Japan, with no energy resources and with less than one-half the population and one-sixtieth the territory of the Soviet Union, has a per-capita income more than twice as high. With its growth far outpacing Moscow’s, Japan will leave the Soviet Union hopelessly behind in the next century. More ominous from the Kremlin’s point of view, the Japanese government has recently rescinded the formal limitation keeping defense spending under one percent of GNP and has undertaken a significant, though still modest, program to upgrade its defenses.
Like all Soviet leaders, Gorbachev approaches foreign policy with the long term in mind. Americans think in terms of decades. The Soviets think in terms of centuries. He knows the Soviet Union cannot ignore these ominous trends in the Far East. For Moscow, threats in the future are problems in the present.

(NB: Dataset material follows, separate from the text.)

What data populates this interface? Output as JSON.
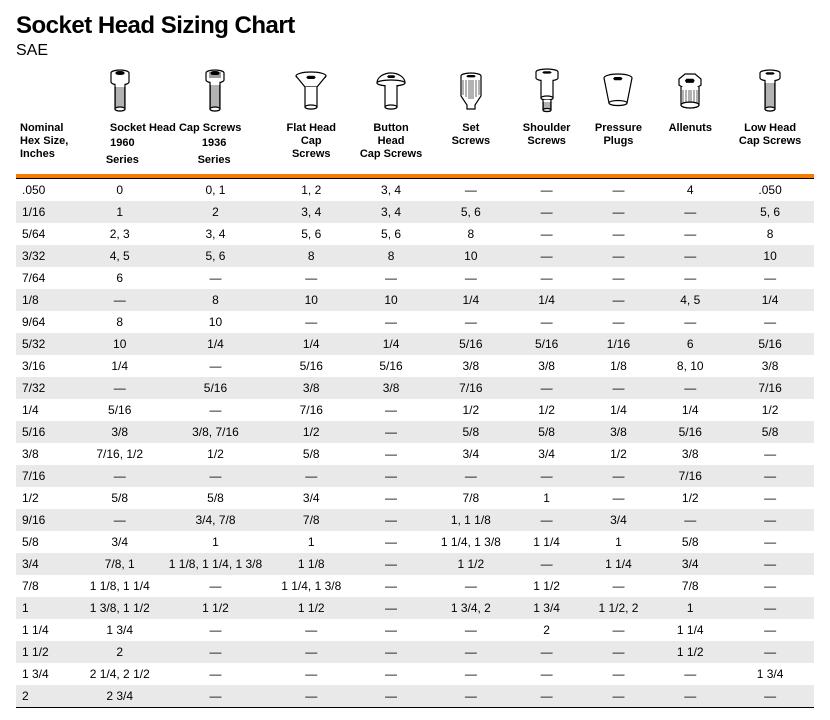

As he looks to the south, the threat is already at hand: The Soviet Union is mired in a war in Afghanistan with no prospect for a quick victory. Eight years after the invasion, the Kremlin
still cannot pull out its 120,000 troops without precipitating a collapse of the communist government in Kabul. More than 25,000 Soviet troops have been killed in action. Over $40 billion has been spent on the war, and expenses are running at over $10 billion annually. Its forces have ravaged the countryside, yet Moscow controls little more than the country’s major cities and the main roads. What’s worse, the war carries the risk for ominous political repercussions among the Soviet Union’s Muslim peoples.

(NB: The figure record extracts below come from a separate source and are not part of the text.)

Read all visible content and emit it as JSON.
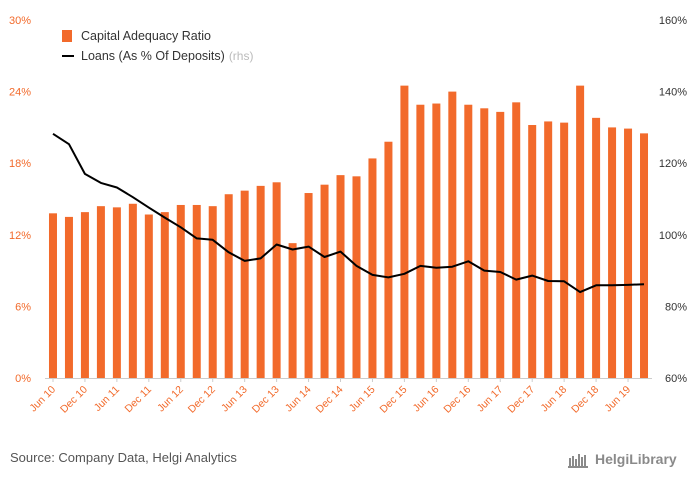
{
  "chart_data": {
    "type": "bar+line",
    "categories": [
      "Jun 10",
      "Sep 10",
      "Dec 10",
      "Mar 11",
      "Jun 11",
      "Sep 11",
      "Dec 11",
      "Mar 12",
      "Jun 12",
      "Sep 12",
      "Dec 12",
      "Mar 13",
      "Jun 13",
      "Sep 13",
      "Dec 13",
      "Mar 14",
      "Jun 14",
      "Sep 14",
      "Dec 14",
      "Mar 15",
      "Jun 15",
      "Sep 15",
      "Dec 15",
      "Mar 16",
      "Jun 16",
      "Sep 16",
      "Dec 16",
      "Mar 17",
      "Jun 17",
      "Sep 17",
      "Dec 17",
      "Mar 18",
      "Jun 18",
      "Sep 18",
      "Dec 18",
      "Mar 19",
      "Jun 19",
      "Sep 19"
    ],
    "x_tick_labels": [
      "Jun 10",
      "Dec 10",
      "Jun 11",
      "Dec 11",
      "Jun 12",
      "Dec 12",
      "Jun 13",
      "Dec 13",
      "Jun 14",
      "Dec 14",
      "Jun 15",
      "Dec 15",
      "Jun 16",
      "Dec 16",
      "Jun 17",
      "Dec 17",
      "Jun 18",
      "Dec 18",
      "Jun 19"
    ],
    "series": [
      {
        "name": "Capital Adequacy Ratio",
        "type": "bar",
        "axis": "left",
        "color": "#f26a2b",
        "values": [
          13.8,
          13.5,
          13.9,
          14.4,
          14.3,
          14.6,
          13.7,
          13.9,
          14.5,
          14.5,
          14.4,
          15.4,
          15.7,
          16.1,
          16.4,
          11.3,
          15.5,
          16.2,
          17.0,
          16.9,
          18.4,
          19.8,
          24.5,
          22.9,
          23.0,
          24.0,
          22.9,
          22.6,
          22.3,
          23.1,
          21.2,
          21.5,
          21.4,
          24.5,
          21.8,
          21.0,
          20.9,
          20.5
        ]
      },
      {
        "name": "Loans (As % Of Deposits)",
        "name_suffix": "(rhs)",
        "type": "line",
        "axis": "right",
        "color": "#000000",
        "values": [
          128.2,
          125.3,
          117.0,
          114.5,
          113.2,
          110.5,
          107.6,
          104.8,
          102.1,
          99.0,
          98.6,
          95.1,
          92.7,
          93.4,
          97.3,
          95.9,
          96.7,
          93.8,
          95.3,
          91.3,
          88.8,
          88.1,
          89.1,
          91.3,
          90.8,
          91.1,
          92.6,
          90.0,
          89.6,
          87.5,
          88.6,
          87.1,
          87.0,
          84.0,
          85.9,
          85.9,
          86.0,
          86.2
        ]
      }
    ],
    "y_left": {
      "ticks": [
        "0%",
        "6%",
        "12%",
        "18%",
        "24%",
        "30%"
      ],
      "ylim": [
        0,
        30
      ],
      "color": "#f26a2b"
    },
    "y_right": {
      "ticks": [
        "60%",
        "80%",
        "100%",
        "120%",
        "140%",
        "160%"
      ],
      "ylim": [
        60,
        160
      ],
      "color": "#333333"
    },
    "grid": false,
    "legend": "top-left"
  },
  "source": "Source: Company Data, Helgi Analytics",
  "brand": "HelgiLibrary"
}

No one should doubt that Moscow has the potential power to prevail. But at the current rate victory will not come for at least twenty years, and it may never come. For the Kremlin leaders, there is no light at the end of the tunnel.
When Gorbachev looks beyond the regions on his immediate frontiers, he finds all his communist clients in the Third World queuing up for handouts. They are not allies but dependencies. Not one of Moscow’s friends in the Third World could survive without massive economic subsidies or military assistance. Lenin wrote that capitalist countries turned to imperialism as a profit-making venture. If that was true, the communist revolution in Russia certainly did usher in a new era, since Moscow’s empire impoverishes rather than enriches the Kremlin. Vietnam costs the Soviet Union over $3.5 billion a year, Cuba over $4.9 billion, Angola, Mozambique, and Ethiopia a total of over $3 billion, and Nicaragua over $1 billion. Moscow’s imperial domain costs the Kremlin over $35 million a day.
When Gorbachev looks at the battle of ideas, he sees that the communist ideology has lost its appeal. After a visit to the Soviet Union seventy years ago, a liberal newspaper reporter, Lincoln Steffens, wrote: “I have seen the future and it works.” Now we have all seen that future and it does not work. This is true not only in Eastern Europe and the Soviet Union itself, where the people have lived under communism in practice, but also in the rest of the world. In the 1950s, many noncommunists in the Third World admired the Soviet model of economic development. Today, no Third World government aspires to become a bureaucratic nightmare like the Soviet Union, with its jungles of red tape and its stagnant swamp of an economy. In the 1930s, Americans who spied for Moscow acted out of ideological conviction. Today, Americans who have been convicted of spying for the Soviets did it for cold, hard cash.